I don't know what the answer is. But "lock 'em up" isn't likely to be any better for TB than for HIV.
And on NPR today they had an interesting piece done by a woman who had tested positive for TB and the attitude she still faces. It was interesting as it was not active TB, but inactive. So she had come in contact with it at some point in her life. So the test was positive for her. She took antibiotics to kill any remnant in her body, and continues to get tested to be sure it never arises.

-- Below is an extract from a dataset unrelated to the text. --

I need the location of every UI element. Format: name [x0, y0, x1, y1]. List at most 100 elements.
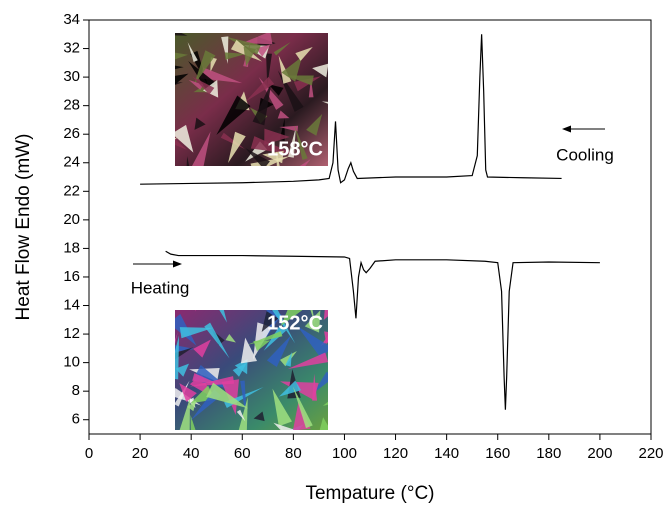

It struck we as I have had a similar experience. When I did all the test before entering college, I took that test. I got the injection under the skin, and I got the bump. So I was told I had an inactive bit in me. I got a prescription for the meds and to this day it is something I think and wonder about. When I get congested or have a little trouble breathing, could it be...?

In a sense it makes me think more of health care. Particularly getting some form of universal coverage started. At this time, I am working as a contracted part timer. That means I have no coverage, I haven't for a long while, including through a gall bladder removal. I also have a none too big bank account, and a car that needs to be fixed soon. Going in for a non emergency test is out of the question. And when you think of the large part of the population in the same straits, and worse...It should worry you.

One guy slipped over the border. But what about the masses inside already, untested and unknowing?